We walk onto the train, dew of the morning's shower still clinging to our hair; we rose ahead of the early autumn sun so we could hurry up and relax. As always, I am wide-awake and smiling, taking one last breath of the crisp, foggy morning before crossing the threshold with her in my arms. She is still thick with sleep, but makes an excellent traveling companion nonetheless, offering laughter where expected, and wit, its edge dulled only slightly by morning, when necessary.

We've got our choice of seats; she wants to ride backward. She is wrapped tightly in my arms, and although I start to say a few words -- about the train, and the frost, and how foggy it's likely to be on the water -- her replies are increasingly sluggish and, finally, I am discussing the merits of pumpkin pie with an empty car.

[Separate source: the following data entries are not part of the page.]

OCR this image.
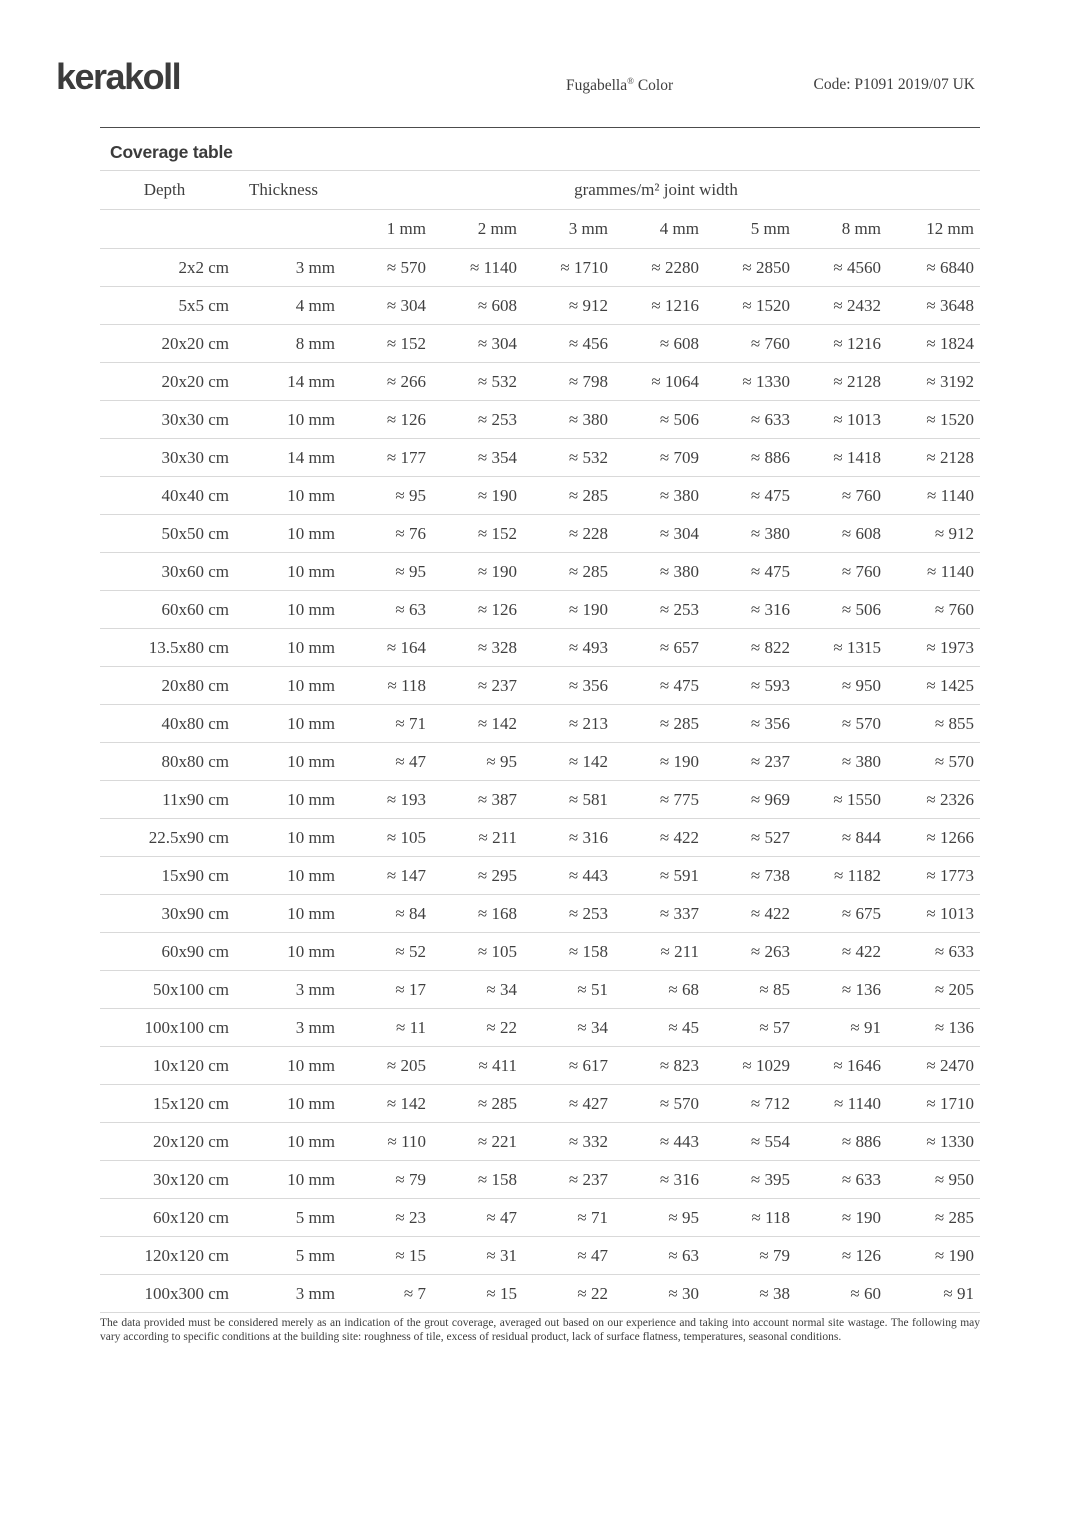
kerakoll	Fugabella® Color	Code: P1091 2019/07 UK
Coverage table
Depth	Thickness	grammes/m² joint width						
		1 mm	2 mm	3 mm	4 mm	5 mm	8 mm	12 mm
2x2 cm	3 mm	≈ 570	≈ 1140	≈ 1710	≈ 2280	≈ 2850	≈ 4560	≈ 6840
5x5 cm	4 mm	≈ 304	≈ 608	≈ 912	≈ 1216	≈ 1520	≈ 2432	≈ 3648
20x20 cm	8 mm	≈ 152	≈ 304	≈ 456	≈ 608	≈ 760	≈ 1216	≈ 1824
20x20 cm	14 mm	≈ 266	≈ 532	≈ 798	≈ 1064	≈ 1330	≈ 2128	≈ 3192
30x30 cm	10 mm	≈ 126	≈ 253	≈ 380	≈ 506	≈ 633	≈ 1013	≈ 1520
30x30 cm	14 mm	≈ 177	≈ 354	≈ 532	≈ 709	≈ 886	≈ 1418	≈ 2128
40x40 cm	10 mm	≈ 95	≈ 190	≈ 285	≈ 380	≈ 475	≈ 760	≈ 1140
50x50 cm	10 mm	≈ 76	≈ 152	≈ 228	≈ 304	≈ 380	≈ 608	≈ 912
30x60 cm	10 mm	≈ 95	≈ 190	≈ 285	≈ 380	≈ 475	≈ 760	≈ 1140
60x60 cm	10 mm	≈ 63	≈ 126	≈ 190	≈ 253	≈ 316	≈ 506	≈ 760
13.5x80 cm	10 mm	≈ 164	≈ 328	≈ 493	≈ 657	≈ 822	≈ 1315	≈ 1973
20x80 cm	10 mm	≈ 118	≈ 237	≈ 356	≈ 475	≈ 593	≈ 950	≈ 1425
40x80 cm	10 mm	≈ 71	≈ 142	≈ 213	≈ 285	≈ 356	≈ 570	≈ 855
80x80 cm	10 mm	≈ 47	≈ 95	≈ 142	≈ 190	≈ 237	≈ 380	≈ 570
11x90 cm	10 mm	≈ 193	≈ 387	≈ 581	≈ 775	≈ 969	≈ 1550	≈ 2326
22.5x90 cm	10 mm	≈ 105	≈ 211	≈ 316	≈ 422	≈ 527	≈ 844	≈ 1266
15x90 cm	10 mm	≈ 147	≈ 295	≈ 443	≈ 591	≈ 738	≈ 1182	≈ 1773
30x90 cm	10 mm	≈ 84	≈ 168	≈ 253	≈ 337	≈ 422	≈ 675	≈ 1013
60x90 cm	10 mm	≈ 52	≈ 105	≈ 158	≈ 211	≈ 263	≈ 422	≈ 633
50x100 cm	3 mm	≈ 17	≈ 34	≈ 51	≈ 68	≈ 85	≈ 136	≈ 205
100x100 cm	3 mm	≈ 11	≈ 22	≈ 34	≈ 45	≈ 57	≈ 91	≈ 136
10x120 cm	10 mm	≈ 205	≈ 411	≈ 617	≈ 823	≈ 1029	≈ 1646	≈ 2470
15x120 cm	10 mm	≈ 142	≈ 285	≈ 427	≈ 570	≈ 712	≈ 1140	≈ 1710
20x120 cm	10 mm	≈ 110	≈ 221	≈ 332	≈ 443	≈ 554	≈ 886	≈ 1330
30x120 cm	10 mm	≈ 79	≈ 158	≈ 237	≈ 316	≈ 395	≈ 633	≈ 950
60x120 cm	5 mm	≈ 23	≈ 47	≈ 71	≈ 95	≈ 118	≈ 190	≈ 285
120x120 cm	5 mm	≈ 15	≈ 31	≈ 47	≈ 63	≈ 79	≈ 126	≈ 190
100x300 cm	3 mm	≈ 7	≈ 15	≈ 22	≈ 30	≈ 38	≈ 60	≈ 91
The data provided must be considered merely as an indication of the grout coverage, averaged out based on our experience and taking into account normal site wastage. The following may vary according to specific conditions at the building site: roughness of tile, excess of residual product, lack of surface flatness, temperatures, seasonal conditions.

I am abuzz with the morning and the girl and the foliage and spend the hour with my face buried in her hair and my mind buried in her dreams. I'm moving islands and jobs and families and loyalties trying to make sense of it; the sights and smells and feelings send me back to autumns past, when my happiness was something apparent, something so tangible you could trip over it in the dark. I am wistful, positively pathetic, but not alone; but what about tommorrow, and the next day? Better not to ask, better to live in the moment, where I've got a girl who loves me asleep and dreaming in my arms -- dreaming, maybe, of me! When tomorrow I wake up alone, I can pretend it's only temporary; after all, I am loved!

We're coming up on our stop quickly -- more damp, cold air that carries on it the hint of last night's fires. I turn my meditative nuzzle into a short kiss and wake-up call that carries with it more than a little excitement. As she emerges slowly from her dream, stretching in the endearing way only cute girls know about, she inhales sharply through her mouth and giggles. I look down and notice a profound wet spot on the my jacket where she had been happily asleep while I fretted and sighed. She knows I don't mind; she looks up at me and says, with a sheepish smile, "Sorry."

And I am happy, as happy as autumn requires I be. So is she; so happy she drooled all over me. So happy she's not embarassed. So happy that all the tomorrows there are just don't matter; nothing matters except the frost on the pumpkins and the leaves on the ground and the warm fuzzies in our hearts.




i swear i did *not* misspell endearing the first time around. nor did i leave out any nouns.